Um dos processos arquivados foi para as mãos de Ailton Benedito, então chefe do Ministério Público de Goiás.

Foi através de Benedito que também foi iniciado um processo criminal contra o ex-servidor. Ailton acatou denúncia do chefe do então desembargador-presidente do tribunal, Platon Teixeira de Araújo Filho, e repassou a acusação por calúnia, difamação e ameaça a outros procuradores. “Quando acontece um caso desses, em que apontam supostos crimes, o administrador deve oficiar o MPF e quem aceita o ofício é o procurador chefe, que era Ailton Benedito”, relata Góes.

O ex-servidor conta que o processo “não era para processar direitinho, era para embasar ameaça” e que, a partir dele, passou a ser perseguido por policiais e chegou a ser preso preventivamente por crimes que não deveriam passar por prisão.

“Foi sequestro e tortura camuflado por prisão preventiva”, declarou. “Fui ‘preso’ duas vezes, mas em nenhuma das duas vezes ninguém divulgou nada. Por que? Porque sabem que era problema”, questionou.

“Só não fui espancado, mas levei bomba de gás, gás de pimenta, fiquei em uma cela com diversas pessoas… Me colocaram junto de diversos tipos de criminosos, não queriam nem saber se eu tinha ensino superior”, completou.

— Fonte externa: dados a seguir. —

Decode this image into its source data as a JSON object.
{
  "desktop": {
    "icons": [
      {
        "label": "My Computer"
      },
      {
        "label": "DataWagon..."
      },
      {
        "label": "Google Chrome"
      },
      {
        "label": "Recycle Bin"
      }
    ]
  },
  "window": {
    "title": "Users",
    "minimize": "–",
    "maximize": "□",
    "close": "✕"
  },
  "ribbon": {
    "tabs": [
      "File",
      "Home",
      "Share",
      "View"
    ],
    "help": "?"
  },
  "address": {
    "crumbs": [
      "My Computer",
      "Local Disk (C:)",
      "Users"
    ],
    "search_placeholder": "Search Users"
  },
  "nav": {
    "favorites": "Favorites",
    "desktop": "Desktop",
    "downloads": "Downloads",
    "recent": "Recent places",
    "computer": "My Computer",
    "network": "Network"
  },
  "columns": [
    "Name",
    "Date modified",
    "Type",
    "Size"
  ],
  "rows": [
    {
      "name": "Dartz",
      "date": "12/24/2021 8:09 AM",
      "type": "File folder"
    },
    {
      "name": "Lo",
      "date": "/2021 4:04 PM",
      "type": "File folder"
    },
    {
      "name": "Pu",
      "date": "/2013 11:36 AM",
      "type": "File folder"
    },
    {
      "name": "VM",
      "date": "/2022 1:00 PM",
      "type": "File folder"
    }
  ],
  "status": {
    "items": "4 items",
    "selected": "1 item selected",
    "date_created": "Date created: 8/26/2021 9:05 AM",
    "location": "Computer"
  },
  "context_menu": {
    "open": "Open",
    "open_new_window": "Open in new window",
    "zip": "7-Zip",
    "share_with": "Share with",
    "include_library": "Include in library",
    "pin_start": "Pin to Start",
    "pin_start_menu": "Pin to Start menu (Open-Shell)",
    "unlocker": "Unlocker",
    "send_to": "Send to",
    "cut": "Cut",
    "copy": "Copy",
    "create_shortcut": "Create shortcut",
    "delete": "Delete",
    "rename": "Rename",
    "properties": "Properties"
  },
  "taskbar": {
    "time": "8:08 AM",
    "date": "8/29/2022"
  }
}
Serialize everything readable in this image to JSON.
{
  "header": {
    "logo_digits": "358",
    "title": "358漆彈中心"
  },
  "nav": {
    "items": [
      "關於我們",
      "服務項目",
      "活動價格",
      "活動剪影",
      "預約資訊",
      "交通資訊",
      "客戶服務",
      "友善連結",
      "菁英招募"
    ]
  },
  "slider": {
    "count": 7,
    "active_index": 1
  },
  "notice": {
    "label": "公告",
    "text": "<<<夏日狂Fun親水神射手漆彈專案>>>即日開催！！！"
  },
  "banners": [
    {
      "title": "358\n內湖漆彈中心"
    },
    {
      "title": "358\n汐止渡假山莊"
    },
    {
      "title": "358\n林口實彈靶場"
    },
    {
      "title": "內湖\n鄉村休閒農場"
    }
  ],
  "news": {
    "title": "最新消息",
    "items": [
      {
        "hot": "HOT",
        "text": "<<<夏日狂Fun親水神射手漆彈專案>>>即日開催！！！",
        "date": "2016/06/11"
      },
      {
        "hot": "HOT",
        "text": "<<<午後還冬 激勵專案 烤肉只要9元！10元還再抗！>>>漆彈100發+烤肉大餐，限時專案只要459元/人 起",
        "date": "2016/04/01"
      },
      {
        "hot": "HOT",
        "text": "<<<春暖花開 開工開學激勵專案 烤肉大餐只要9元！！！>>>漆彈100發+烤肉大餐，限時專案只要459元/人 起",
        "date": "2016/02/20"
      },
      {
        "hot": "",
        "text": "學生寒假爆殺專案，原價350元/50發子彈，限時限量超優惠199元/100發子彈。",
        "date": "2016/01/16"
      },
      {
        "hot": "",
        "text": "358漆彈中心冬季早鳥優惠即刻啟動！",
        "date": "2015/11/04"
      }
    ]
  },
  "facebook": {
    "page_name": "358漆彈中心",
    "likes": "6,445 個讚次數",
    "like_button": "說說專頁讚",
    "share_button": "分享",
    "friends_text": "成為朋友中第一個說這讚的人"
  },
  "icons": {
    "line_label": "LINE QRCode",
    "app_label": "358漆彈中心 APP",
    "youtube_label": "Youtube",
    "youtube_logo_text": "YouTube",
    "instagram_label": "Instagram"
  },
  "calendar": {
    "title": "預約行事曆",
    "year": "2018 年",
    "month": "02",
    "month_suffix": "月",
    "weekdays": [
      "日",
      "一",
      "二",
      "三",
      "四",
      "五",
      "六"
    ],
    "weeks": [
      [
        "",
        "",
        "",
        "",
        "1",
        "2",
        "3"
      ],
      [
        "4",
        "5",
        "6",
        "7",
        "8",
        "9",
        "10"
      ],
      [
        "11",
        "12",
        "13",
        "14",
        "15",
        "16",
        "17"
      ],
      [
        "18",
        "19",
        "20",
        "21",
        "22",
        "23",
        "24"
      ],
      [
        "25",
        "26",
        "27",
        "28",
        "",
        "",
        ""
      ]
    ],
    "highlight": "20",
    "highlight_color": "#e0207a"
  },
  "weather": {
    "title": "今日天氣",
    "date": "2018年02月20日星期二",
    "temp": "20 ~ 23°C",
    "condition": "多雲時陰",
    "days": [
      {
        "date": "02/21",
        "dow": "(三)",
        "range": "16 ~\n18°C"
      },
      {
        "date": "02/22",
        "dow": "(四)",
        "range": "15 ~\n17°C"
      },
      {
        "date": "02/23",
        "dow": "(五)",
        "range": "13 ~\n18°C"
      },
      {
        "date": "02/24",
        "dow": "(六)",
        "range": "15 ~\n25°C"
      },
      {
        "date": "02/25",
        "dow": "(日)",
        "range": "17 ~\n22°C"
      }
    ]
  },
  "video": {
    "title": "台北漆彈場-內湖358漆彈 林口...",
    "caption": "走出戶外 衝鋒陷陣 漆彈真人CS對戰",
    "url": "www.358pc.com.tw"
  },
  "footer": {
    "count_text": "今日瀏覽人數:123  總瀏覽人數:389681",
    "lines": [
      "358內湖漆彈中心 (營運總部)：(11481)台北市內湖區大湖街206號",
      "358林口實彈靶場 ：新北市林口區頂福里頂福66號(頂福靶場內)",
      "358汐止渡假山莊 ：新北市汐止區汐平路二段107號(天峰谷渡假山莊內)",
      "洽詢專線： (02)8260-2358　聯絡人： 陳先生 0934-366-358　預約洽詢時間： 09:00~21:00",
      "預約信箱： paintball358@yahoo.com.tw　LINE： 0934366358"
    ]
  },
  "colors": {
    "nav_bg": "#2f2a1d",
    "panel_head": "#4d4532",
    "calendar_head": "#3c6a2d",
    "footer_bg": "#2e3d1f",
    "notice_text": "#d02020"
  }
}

Ele conta que a primeira prisão aconteceu quando foi verificar o processo no qual era alvo. Esdras relata que foi cercado por policiais federais à paisana e levado em prisão preventiva ilegal, sem mandado. Além disso, oficiais foram até a casa do ex-servidor e levaram celulares, computadores e máquinas fotográficas. Com a apreensão, um dos policiais chegou a apagar a página no Facebook do ex-servidor – que posteriormente foi recriada.

Vida após a morte

A segunda prisão foi mais séria. Ele foi levado para um presídio estadual.

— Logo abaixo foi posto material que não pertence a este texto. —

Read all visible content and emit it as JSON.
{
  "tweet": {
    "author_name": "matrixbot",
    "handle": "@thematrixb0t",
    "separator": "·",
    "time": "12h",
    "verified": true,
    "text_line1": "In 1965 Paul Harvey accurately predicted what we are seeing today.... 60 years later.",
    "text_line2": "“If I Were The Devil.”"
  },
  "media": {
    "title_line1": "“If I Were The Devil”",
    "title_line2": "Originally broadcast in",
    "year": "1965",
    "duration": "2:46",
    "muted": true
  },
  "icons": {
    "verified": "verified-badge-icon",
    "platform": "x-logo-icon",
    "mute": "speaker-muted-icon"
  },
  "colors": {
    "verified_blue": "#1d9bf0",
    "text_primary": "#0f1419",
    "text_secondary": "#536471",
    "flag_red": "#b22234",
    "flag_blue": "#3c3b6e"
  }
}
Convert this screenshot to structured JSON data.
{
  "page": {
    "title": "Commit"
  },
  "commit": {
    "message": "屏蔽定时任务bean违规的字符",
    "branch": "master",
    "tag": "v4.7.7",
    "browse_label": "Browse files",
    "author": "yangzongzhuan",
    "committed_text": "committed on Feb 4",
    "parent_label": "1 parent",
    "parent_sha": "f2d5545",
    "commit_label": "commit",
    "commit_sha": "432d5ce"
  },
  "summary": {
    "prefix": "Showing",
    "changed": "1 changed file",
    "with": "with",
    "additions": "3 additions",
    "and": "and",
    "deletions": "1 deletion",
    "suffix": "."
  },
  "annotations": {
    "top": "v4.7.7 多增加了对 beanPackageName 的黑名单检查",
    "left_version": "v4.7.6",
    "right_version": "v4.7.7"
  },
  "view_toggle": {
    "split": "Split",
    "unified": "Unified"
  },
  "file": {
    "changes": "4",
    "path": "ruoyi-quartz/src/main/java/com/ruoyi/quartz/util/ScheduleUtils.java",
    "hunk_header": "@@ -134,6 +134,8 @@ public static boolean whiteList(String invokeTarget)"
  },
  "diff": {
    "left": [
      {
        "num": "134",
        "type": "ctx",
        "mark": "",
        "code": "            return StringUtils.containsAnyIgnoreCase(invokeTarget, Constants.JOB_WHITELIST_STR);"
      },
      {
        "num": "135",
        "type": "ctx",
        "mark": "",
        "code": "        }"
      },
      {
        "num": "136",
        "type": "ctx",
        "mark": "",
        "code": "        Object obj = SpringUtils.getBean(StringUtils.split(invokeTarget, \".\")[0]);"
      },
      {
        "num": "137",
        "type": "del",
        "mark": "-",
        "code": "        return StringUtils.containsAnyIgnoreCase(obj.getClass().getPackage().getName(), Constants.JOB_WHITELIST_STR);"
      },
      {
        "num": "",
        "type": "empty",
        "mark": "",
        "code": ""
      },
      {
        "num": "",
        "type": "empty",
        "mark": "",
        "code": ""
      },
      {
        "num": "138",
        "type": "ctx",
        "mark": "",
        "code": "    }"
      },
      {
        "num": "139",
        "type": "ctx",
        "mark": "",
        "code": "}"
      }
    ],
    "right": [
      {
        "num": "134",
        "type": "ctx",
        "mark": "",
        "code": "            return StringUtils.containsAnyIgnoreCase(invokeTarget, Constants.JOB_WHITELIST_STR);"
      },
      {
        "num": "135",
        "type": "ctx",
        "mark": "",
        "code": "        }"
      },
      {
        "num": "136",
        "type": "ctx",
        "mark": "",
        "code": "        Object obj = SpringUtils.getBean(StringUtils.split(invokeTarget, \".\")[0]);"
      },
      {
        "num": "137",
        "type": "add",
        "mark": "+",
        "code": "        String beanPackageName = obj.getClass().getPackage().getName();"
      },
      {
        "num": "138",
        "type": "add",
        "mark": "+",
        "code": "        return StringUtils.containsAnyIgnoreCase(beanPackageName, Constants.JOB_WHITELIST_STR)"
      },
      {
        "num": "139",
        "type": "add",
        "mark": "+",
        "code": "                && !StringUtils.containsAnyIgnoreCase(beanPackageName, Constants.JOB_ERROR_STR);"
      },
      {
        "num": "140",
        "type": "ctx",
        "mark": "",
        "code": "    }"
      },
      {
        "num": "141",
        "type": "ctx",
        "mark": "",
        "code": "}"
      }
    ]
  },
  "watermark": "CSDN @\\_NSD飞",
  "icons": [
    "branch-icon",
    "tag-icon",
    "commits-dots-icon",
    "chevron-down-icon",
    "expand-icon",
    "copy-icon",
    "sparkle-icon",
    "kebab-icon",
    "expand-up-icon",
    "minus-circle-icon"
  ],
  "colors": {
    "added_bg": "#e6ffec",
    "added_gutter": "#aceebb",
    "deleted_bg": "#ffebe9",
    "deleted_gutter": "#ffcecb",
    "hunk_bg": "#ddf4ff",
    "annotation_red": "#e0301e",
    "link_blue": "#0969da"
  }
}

“Chegaram à paisana em minha casa de manhã cedo, arrombando a porta. De lá me levaram uma cela da carceragem da PF em Goiânia e depois para o presídio. Aí começou a ficar mais tenso o negócio”, disse. “Lá em Goiânia é terrível… De imediato eu vi uma pessoa sendo torturada, espancada por três carcereiros”, alegou.

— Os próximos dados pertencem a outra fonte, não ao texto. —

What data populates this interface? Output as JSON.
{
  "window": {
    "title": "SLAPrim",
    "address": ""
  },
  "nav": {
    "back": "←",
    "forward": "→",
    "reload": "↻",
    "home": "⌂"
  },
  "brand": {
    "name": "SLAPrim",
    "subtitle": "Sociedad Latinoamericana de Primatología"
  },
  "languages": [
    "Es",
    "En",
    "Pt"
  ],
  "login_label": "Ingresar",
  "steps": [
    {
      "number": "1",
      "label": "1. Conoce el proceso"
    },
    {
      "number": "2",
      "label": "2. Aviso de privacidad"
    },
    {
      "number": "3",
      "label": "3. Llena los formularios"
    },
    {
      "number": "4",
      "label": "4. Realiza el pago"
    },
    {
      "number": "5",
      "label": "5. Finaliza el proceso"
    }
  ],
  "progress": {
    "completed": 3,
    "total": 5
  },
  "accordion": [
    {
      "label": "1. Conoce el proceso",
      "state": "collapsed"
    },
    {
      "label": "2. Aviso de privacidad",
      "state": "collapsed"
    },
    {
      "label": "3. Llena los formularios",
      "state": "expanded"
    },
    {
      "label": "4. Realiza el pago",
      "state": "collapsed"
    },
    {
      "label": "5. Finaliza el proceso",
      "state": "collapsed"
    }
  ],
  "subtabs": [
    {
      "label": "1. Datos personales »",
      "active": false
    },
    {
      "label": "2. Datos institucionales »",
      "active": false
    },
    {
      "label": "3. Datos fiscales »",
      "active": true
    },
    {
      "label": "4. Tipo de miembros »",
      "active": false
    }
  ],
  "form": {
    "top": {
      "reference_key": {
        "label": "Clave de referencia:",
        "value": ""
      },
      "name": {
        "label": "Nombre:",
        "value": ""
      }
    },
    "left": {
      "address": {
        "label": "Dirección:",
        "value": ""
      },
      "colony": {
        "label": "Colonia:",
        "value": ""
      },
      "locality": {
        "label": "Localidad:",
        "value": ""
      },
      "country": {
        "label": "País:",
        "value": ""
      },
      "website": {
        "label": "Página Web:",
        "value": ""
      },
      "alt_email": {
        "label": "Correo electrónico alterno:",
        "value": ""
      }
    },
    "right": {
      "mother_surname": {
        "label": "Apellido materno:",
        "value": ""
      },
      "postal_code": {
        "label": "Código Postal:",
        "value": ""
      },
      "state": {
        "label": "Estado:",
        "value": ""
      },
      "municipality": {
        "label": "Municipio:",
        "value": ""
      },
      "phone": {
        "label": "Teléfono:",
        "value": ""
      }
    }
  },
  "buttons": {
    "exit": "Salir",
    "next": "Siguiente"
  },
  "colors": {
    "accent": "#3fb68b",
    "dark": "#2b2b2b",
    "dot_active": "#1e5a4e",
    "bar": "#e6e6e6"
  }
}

“Quando eu estava sendo levado, eles falaram: ‘fique tranquilo, esse castigo vai ser maior que o anterior, mas já está saindo seu alvará de soltura’”, contou. “Castigar é tortura, está na lei de tortura”, completou. Ele afirma que a ação foi determinada pelo juiz federal Alderico Rocha Santos.

Os policiais ainda teriam feito ameaças indiretas ao ex-servidor, pedindo para ele “ficar quieto” a partir dali, senão alguém poderia matá-lo e fazendo algumas provocações. Um deles chegou a fazer a seguinte pergunta: “Você acredita em vida após a morte?”